The Ensign checked his boards again and said, "Captain, the flitter is gone!"
"Worry about us first, Ensign. In thirty years of service, I've never heard a ship ring like a bell before. Damage report?"
"None of the sensors on the nuke side are working at all, sir. We won't know until we can go out there. Internal sensors are reading dangerously high levels of radiation three decks deep on that side. Sixty-one dead or missing in quadrant three so far..."
"Ensign! I can't use that right now. Can we stay in the air? What else is coming at us? Give me the other stuff when we've got time for it."
"Yes, sir. Engines are undamaged. Clear skies. No other launches detected."
"Fine! Now, where's Stardancer?"
"Twenty-eight miles ahead at fifty thousand and falling, sir."
"Get us there now, Ensign."
"Anticipated, Captain. We're at our best possible atmospheric speed now, sir."
"Get us there in ten seconds, Ensign. Get us under her."
The Ensign paled slightly and turned to look at his Captain.
"Ten seconds?! Inside an atmosphere? That's against..."
The Captain drew his sidearm, pointed it at the helmsman, and said, "I won't tell you again, Ensign. Under her, right now."
Six seconds later the Captain said, "Good. Excellent. Extend a field through the ship's axis and let her down easy on the hull."
He tapped the Q2 button on his console.
"Two! Get topside quick for a flitter pilot. She just saved our lives. Let me know as soon as she's inside. We're going up from here."
"I'm already on it, sir. I saw what you were doing and opened bay two. I'll have the flitter inside in a few seconds."
T'Var said, "Good job, Two," and tapped his console again.
"Sickbay, get a crash team to quad bay two. Expect high radiation levels. If that pilot dies, you may as well jump off while you're up there and save me some trouble."
"Yes, sir. Leaving now. Tac said that Stardancer was here."
"You heard right. We're probably alive because of her."
He punched sickbay and the bridge recorder off at the same time and turned back to face the helmsman.
"That's how it works, Ensign. I say it and you do it. If you ever question me during combat again, I'll shoot you and run your board myself until your replacement arrives. Do you understand me?"

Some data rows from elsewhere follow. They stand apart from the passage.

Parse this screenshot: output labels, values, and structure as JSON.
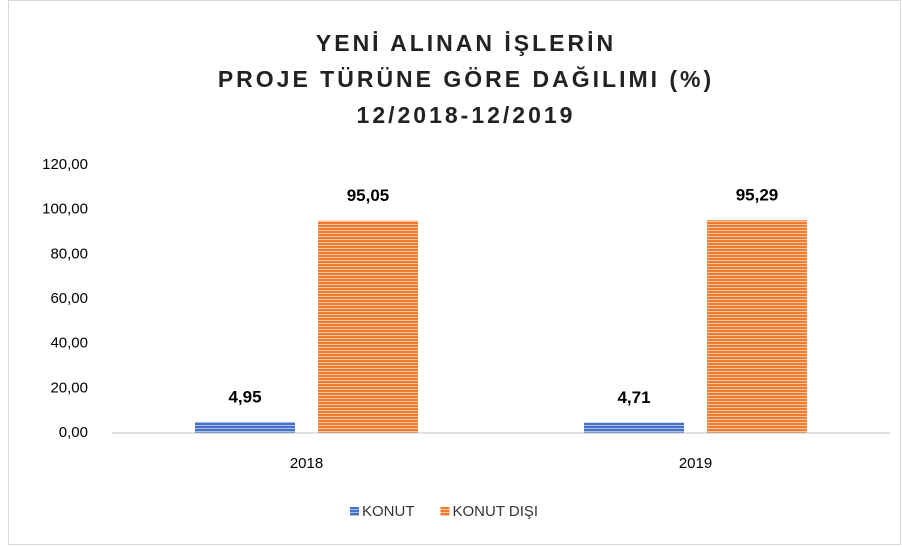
{
  "chart_data": {
    "type": "bar",
    "title": [
      "YENİ ALINAN İŞLERİN",
      "PROJE TÜRÜNE GÖRE DAĞILIMI (%)",
      "12/2018-12/2019"
    ],
    "categories": [
      "2018",
      "2019"
    ],
    "series": [
      {
        "name": "KONUT",
        "color": "#4472c4",
        "values": [
          4.95,
          4.71
        ],
        "value_labels": [
          "4,95",
          "4,71"
        ]
      },
      {
        "name": "KONUT DIŞI",
        "color": "#ed7d31",
        "values": [
          95.05,
          95.29
        ],
        "value_labels": [
          "95,05",
          "95,29"
        ]
      }
    ],
    "ylim": [
      0,
      120
    ],
    "yticks": [
      {
        "value": 0,
        "label": "0,00"
      },
      {
        "value": 20,
        "label": "20,00"
      },
      {
        "value": 40,
        "label": "40,00"
      },
      {
        "value": 60,
        "label": "60,00"
      },
      {
        "value": 80,
        "label": "80,00"
      },
      {
        "value": 100,
        "label": "100,00"
      },
      {
        "value": 120,
        "label": "120,00"
      }
    ],
    "grid": false,
    "legend": "bottom"
  }
}
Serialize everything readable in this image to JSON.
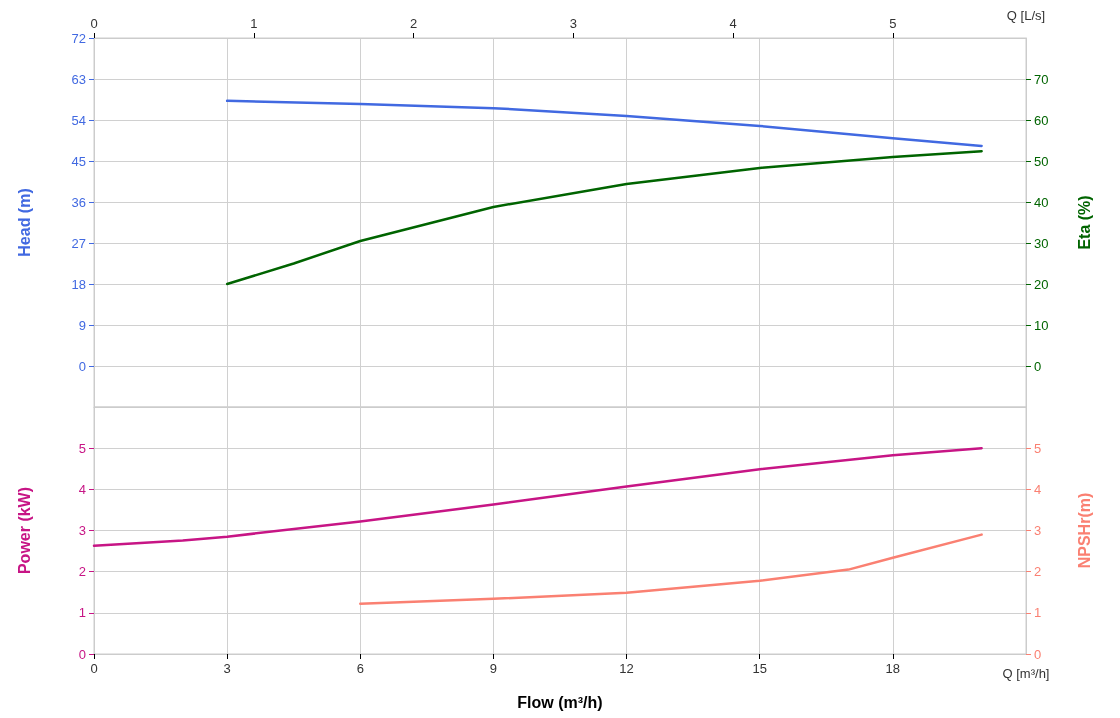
{
  "chart_data": [
    {
      "type": "line",
      "ylabel": "Head (m)",
      "y2label": "Eta (%)",
      "x2label": "Q [L/s]",
      "xlim": [
        0,
        21
      ],
      "xticks": [
        0,
        3,
        6,
        9,
        12,
        15,
        18
      ],
      "x2lim": [
        0,
        5.833
      ],
      "x2ticks": [
        0,
        1,
        2,
        3,
        4,
        5
      ],
      "ylim": [
        -9,
        72
      ],
      "yticks": [
        0,
        9,
        18,
        27,
        36,
        45,
        54,
        63,
        72
      ],
      "y2lim": [
        -10,
        80
      ],
      "y2ticks": [
        0,
        10,
        20,
        30,
        40,
        50,
        60,
        70
      ],
      "tick_labels": "y",
      "grid": true,
      "marker": "none",
      "line_style": "solid",
      "series": [
        {
          "color": "#4169e1",
          "x": [
            3,
            6,
            9,
            12,
            15,
            18,
            20
          ],
          "values": [
            58.2,
            57.5,
            56.6,
            54.9,
            52.7,
            50.0,
            48.3
          ]
        },
        {
          "color": "#006400",
          "axis": "y2",
          "x": [
            3,
            4.5,
            6,
            9,
            12,
            15,
            18,
            20
          ],
          "values": [
            20,
            25,
            30.5,
            38.8,
            44.4,
            48.3,
            51,
            52.4
          ]
        }
      ]
    },
    {
      "type": "line",
      "xlabel": "Flow (m³/h)",
      "ylabel": "Power (kW)",
      "y2label": "NPSHr(m)",
      "annotations": [
        "Q [m³/h]"
      ],
      "xlim": [
        0,
        21
      ],
      "xticks": [
        0,
        3,
        6,
        9,
        12,
        15,
        18
      ],
      "ylim": [
        0,
        6
      ],
      "yticks": [
        0,
        1,
        2,
        3,
        4,
        5
      ],
      "y2lim": [
        0,
        6
      ],
      "y2ticks": [
        0,
        1,
        2,
        3,
        4,
        5
      ],
      "grid": true,
      "marker": "none",
      "line_style": "solid",
      "series": [
        {
          "color": "#c71585",
          "x": [
            0,
            2,
            3,
            6,
            9,
            12,
            15,
            18,
            20
          ],
          "values": [
            2.63,
            2.76,
            2.85,
            3.22,
            3.63,
            4.07,
            4.49,
            4.83,
            5.0
          ]
        },
        {
          "color": "#fa8072",
          "axis": "y2",
          "x": [
            6,
            9,
            12,
            15,
            17,
            18,
            20
          ],
          "values": [
            1.22,
            1.34,
            1.49,
            1.78,
            2.05,
            2.34,
            2.9
          ]
        }
      ]
    }
  ]
}
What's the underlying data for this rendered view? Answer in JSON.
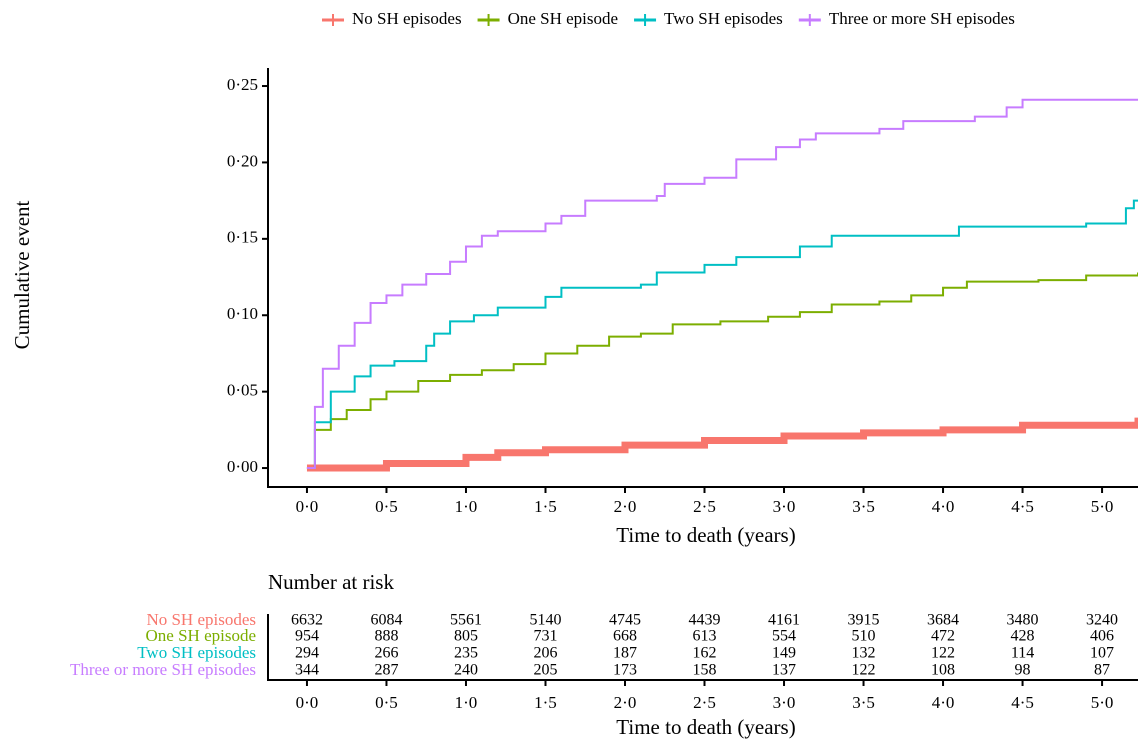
{
  "chart_data": {
    "type": "line",
    "step": true,
    "y_label": "Cumulative event",
    "x_label": "Time to death (years)",
    "xlim": [
      -0.245,
      5.226
    ],
    "ylim": [
      -0.0124,
      0.2618
    ],
    "xticks": [
      {
        "value": 0,
        "label": "0·0"
      },
      {
        "value": 0.5,
        "label": "0·5"
      },
      {
        "value": 1,
        "label": "1·0"
      },
      {
        "value": 1.5,
        "label": "1·5"
      },
      {
        "value": 2,
        "label": "2·0"
      },
      {
        "value": 2.5,
        "label": "2·5"
      },
      {
        "value": 3,
        "label": "3·0"
      },
      {
        "value": 3.5,
        "label": "3·5"
      },
      {
        "value": 4,
        "label": "4·0"
      },
      {
        "value": 4.5,
        "label": "4·5"
      },
      {
        "value": 5,
        "label": "5·0"
      }
    ],
    "yticks": [
      {
        "value": 0,
        "label": "0·00"
      },
      {
        "value": 0.05,
        "label": "0·05"
      },
      {
        "value": 0.1,
        "label": "0·10"
      },
      {
        "value": 0.15,
        "label": "0·15"
      },
      {
        "value": 0.2,
        "label": "0·20"
      },
      {
        "value": 0.25,
        "label": "0·25"
      }
    ],
    "series": [
      {
        "name": "No SH episodes",
        "color": "#F8766D",
        "x": [
          0,
          0.5,
          1.0,
          1.2,
          1.5,
          2.0,
          2.5,
          3.0,
          3.5,
          4.0,
          4.5,
          5.226
        ],
        "values": [
          0,
          0.003,
          0.007,
          0.01,
          0.012,
          0.015,
          0.018,
          0.021,
          0.023,
          0.025,
          0.028,
          0.033
        ]
      },
      {
        "name": "One SH episode",
        "color": "#7CAE00",
        "x": [
          0,
          0.05,
          0.15,
          0.25,
          0.4,
          0.5,
          0.7,
          0.9,
          1.1,
          1.3,
          1.5,
          1.7,
          1.9,
          2.1,
          2.3,
          2.6,
          2.9,
          3.1,
          3.3,
          3.6,
          3.8,
          4.0,
          4.15,
          4.6,
          4.9,
          5.226
        ],
        "values": [
          0,
          0.025,
          0.032,
          0.038,
          0.045,
          0.05,
          0.057,
          0.061,
          0.064,
          0.068,
          0.075,
          0.08,
          0.086,
          0.088,
          0.094,
          0.096,
          0.099,
          0.102,
          0.107,
          0.109,
          0.113,
          0.118,
          0.122,
          0.123,
          0.126,
          0.128
        ]
      },
      {
        "name": "Two SH episodes",
        "color": "#00BFC4",
        "x": [
          0,
          0.05,
          0.15,
          0.3,
          0.4,
          0.55,
          0.75,
          0.8,
          0.9,
          1.05,
          1.2,
          1.5,
          1.6,
          2.1,
          2.2,
          2.5,
          2.7,
          3.1,
          3.3,
          4.1,
          4.9,
          5.15,
          5.2,
          5.226
        ],
        "values": [
          0,
          0.03,
          0.05,
          0.06,
          0.067,
          0.07,
          0.08,
          0.088,
          0.096,
          0.1,
          0.105,
          0.112,
          0.118,
          0.12,
          0.128,
          0.133,
          0.138,
          0.145,
          0.152,
          0.158,
          0.16,
          0.17,
          0.175,
          0.175
        ]
      },
      {
        "name": "Three or more SH episodes",
        "color": "#C77CFF",
        "x": [
          0,
          0.05,
          0.1,
          0.2,
          0.3,
          0.4,
          0.5,
          0.6,
          0.75,
          0.9,
          1.0,
          1.1,
          1.2,
          1.5,
          1.6,
          1.75,
          2.2,
          2.25,
          2.5,
          2.7,
          2.95,
          3.1,
          3.2,
          3.6,
          3.75,
          4.2,
          4.4,
          4.5,
          5.226
        ],
        "values": [
          0,
          0.04,
          0.065,
          0.08,
          0.095,
          0.108,
          0.113,
          0.12,
          0.127,
          0.135,
          0.145,
          0.152,
          0.155,
          0.16,
          0.165,
          0.175,
          0.178,
          0.186,
          0.19,
          0.202,
          0.21,
          0.215,
          0.219,
          0.222,
          0.227,
          0.23,
          0.236,
          0.241,
          0.241
        ]
      }
    ],
    "risk_table": {
      "title": "Number at risk",
      "counts": [
        [
          6632,
          6084,
          5561,
          5140,
          4745,
          4439,
          4161,
          3915,
          3684,
          3480,
          3240
        ],
        [
          954,
          888,
          805,
          731,
          668,
          613,
          554,
          510,
          472,
          428,
          406
        ],
        [
          294,
          266,
          235,
          206,
          187,
          162,
          149,
          132,
          122,
          114,
          107
        ],
        [
          344,
          287,
          240,
          205,
          173,
          158,
          137,
          122,
          108,
          98,
          87
        ]
      ]
    }
  }
}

The Ensign said, "Yes, sir."
"What's a Captain's first duty, son?"
"I... ah... The ship, sir?"
"That's right. It's the same as yours, Ensign. The ship. I'm not going to order you to do something that can't be fixed later. I'm also not going to mention our little incident in the log unless you make me."
"Sir?"
"You may think that you may want to mention what just happened between us when we get clear of all this. If you do, your career will be over. Nobody will want a rat on their deck and I'll damned well make a new career of ending your career if you threaten mine. That's as simple as it gets, Ensign. What's your answer?"